Diğer taraftan yeni gelecek Dışişleri Bakanı 'şahin' olarak biliniyor ve 'çarpışmaktan' çekinmeye bir profili var. İran karşıtlığının en ciddi şekilde sergileyebileceği yer ise Suriye. Önümüzdeki dönemde K.Kore ile müzakereye oturması beklenen ABD, bunun karşısında İran ile nükleer anlaşmayı yırtma yoluna gitmesi bekleniyor. Son yıllarda giderek İran ile ilişkileri iyileştiren Türkiye için, önümüzdeki yıllarda İran ile bölgede girişilecek mücadelede taraf tutması talep edilebilir. Kısaca Erdoğan'ın Trump & Pompeo ikilisi ile en büyük sorunlarından biri İran olacak.

Nauert'in Perşembe günü Türkiye ile Menbiç üzerine bir anlaşmamız yok, görüşmelerimiz devam ediyor demesi, Pompeo'nun göreve başladığı gibi Suriyeli Kürtler üzerine çok ciddi bir karar vermesi gerektiğimi söylüyor bize.

Bu kararın ne tarafa eğileceğini kestirmek çok güç.

Bununla birlikte ABD'de böyle bir boşluk varken bunu Türk güçlerinin sahada kullanma yoluna gidip, gitmeyeceği görülecek.
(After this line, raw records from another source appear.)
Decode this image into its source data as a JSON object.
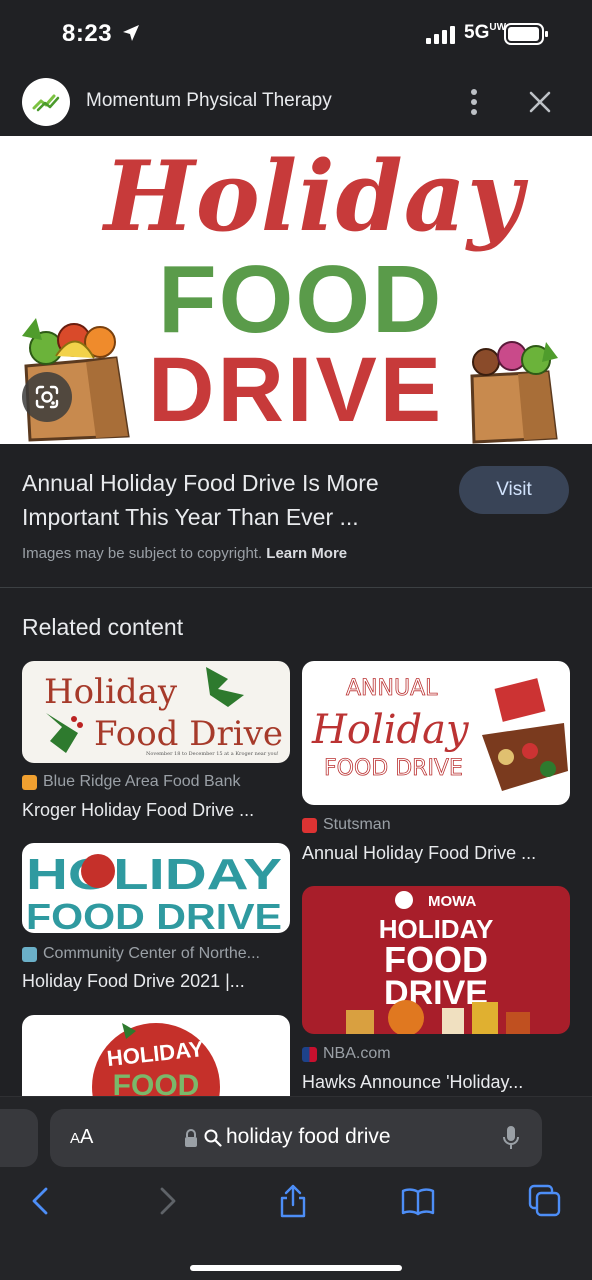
{
  "status_bar": {
    "time": "8:23",
    "network": "5GUW",
    "network_label": "5G"
  },
  "source": {
    "name": "Momentum Physical Therapy"
  },
  "hero": {
    "line1": "Holiday",
    "line2": "FOOD",
    "line3": "DRIVE"
  },
  "result": {
    "title": "Annual Holiday Food Drive Is More Important This Year Than Ever ...",
    "visit_label": "Visit",
    "copyright": "Images may be subject to copyright.",
    "learn_more": "Learn More"
  },
  "related": {
    "heading": "Related content",
    "items": [
      {
        "source": "Blue Ridge Area Food Bank",
        "title": "Kroger Holiday Food Drive ...",
        "img_line1": "Holiday",
        "img_line2": "Food Drive",
        "img_sub": "November 18 to December 15 at a Kroger near you!"
      },
      {
        "source": "Stutsman",
        "title": "Annual Holiday Food Drive ...",
        "img_line1": "ANNUAL",
        "img_line2": "Holiday",
        "img_line3": "FOOD DRIVE"
      },
      {
        "source": "Community Center of Northe...",
        "title": "Holiday Food Drive 2021 |...",
        "img_line1": "HOLIDAY",
        "img_line2": "FOOD DRIVE"
      },
      {
        "source": "NBA.com",
        "title": "Hawks Announce 'Holiday...",
        "img_brand": "MOWA",
        "img_line1": "HOLIDAY",
        "img_line2": "FOOD",
        "img_line3": "DRIVE"
      },
      {
        "img_line1": "HOLIDAY",
        "img_line2": "FOOD"
      }
    ]
  },
  "browser": {
    "text_size_label": "AA",
    "query": "holiday food drive"
  },
  "colors": {
    "accent_blue": "#4d8ef7",
    "hero_red": "#c73a3a",
    "hero_green": "#5a9b4a",
    "visit_bg": "#394457"
  }
}
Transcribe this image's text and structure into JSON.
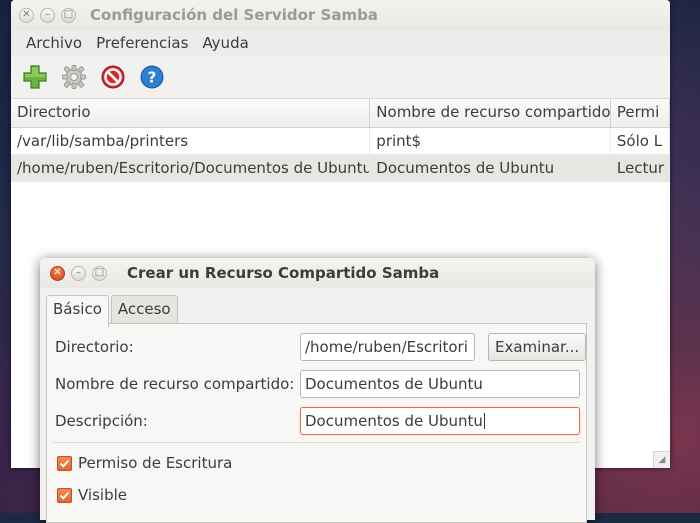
{
  "main_window": {
    "title": "Configuración del Servidor Samba",
    "menu": [
      "Archivo",
      "Preferencias",
      "Ayuda"
    ],
    "toolbar": {
      "icons": [
        "add-icon",
        "gear-icon",
        "delete-icon",
        "help-icon"
      ]
    },
    "table": {
      "columns": [
        "Directorio",
        "Nombre de recurso compartido",
        "Permi"
      ],
      "rows": [
        {
          "directorio": "/var/lib/samba/printers",
          "nombre": "print$",
          "permisos": "Sólo L"
        },
        {
          "directorio": "/home/ruben/Escritorio/Documentos de Ubuntu",
          "nombre": "Documentos de Ubuntu",
          "permisos": "Lectur"
        }
      ],
      "selected_row": 1
    }
  },
  "dialog": {
    "title": "Crear un Recurso Compartido Samba",
    "tabs": [
      "Básico",
      "Acceso"
    ],
    "active_tab": "Básico",
    "fields": {
      "directorio_label": "Directorio:",
      "directorio_value": "/home/ruben/Escritori",
      "examinar_label": "Examinar...",
      "nombre_label": "Nombre de recurso compartido:",
      "nombre_value": "Documentos de Ubuntu",
      "descripcion_label": "Descripción:",
      "descripcion_value": "Documentos de Ubuntu"
    },
    "checkboxes": [
      {
        "label": "Permiso de Escritura",
        "checked": true
      },
      {
        "label": "Visible",
        "checked": true
      }
    ]
  },
  "colors": {
    "accent": "#e06a30",
    "selected_row": "#e7e6e2"
  }
}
Dışişlerinin başsız olduğu bir dönemde Pentagon'un Suriye politikasına daha çok ağırlığını koyması da mümkün. Ve Pentagon da bilindiği gibi Menbiç'in Türkiye'ye teslim edilmesine karşı. Onun 3 .5 yıldır beraber çalıştıkları YPG ile şehirde kalmak taraftarı.

Pomppeo, Kongre'de iken Müslüman Kardeşler'i terörist örgüt olarak tanınması için yasa tasarısı hazırlamış ve bunun liderliğini yapmış bir isim. Bölgede de Mısır'dan diğer ülkelere kadar Müslüman Kardeşler gruplarına her fırsatta dirsek atması beklenmeli. Bütün bunlar, bölgede Müslüman Kardeşlerin adeta hamisi olan Erdoğan'a yansıması da beklenmeli.

Bundan dolayı, Menbiç'te Türkiye'nin talepleri Pompeo tarafından kabul görse bile, uzun dönemde Pompeo'nun Erdoğan ideali ile anlaşması oldukça zor gibi görünüyor.

Peki Pompeo, Senato’da onanacak mı?

Pompes, Frank Gaffney gibi İslamcı değil, İslam karşıtı, islamofobik bazı yazarlara yakınlığı ile biliniyor. İki düzineden fazla Gaffney’in radyo programlarına katılmış ve oldukça muhafazakar isim. Senato’da karşısında bazı az sayıda da olsa Cumhuriyetçi senatörlerin de çıkabileceği konuşuluyor.
Buna rağmen beklentisi, Senato'da onanması.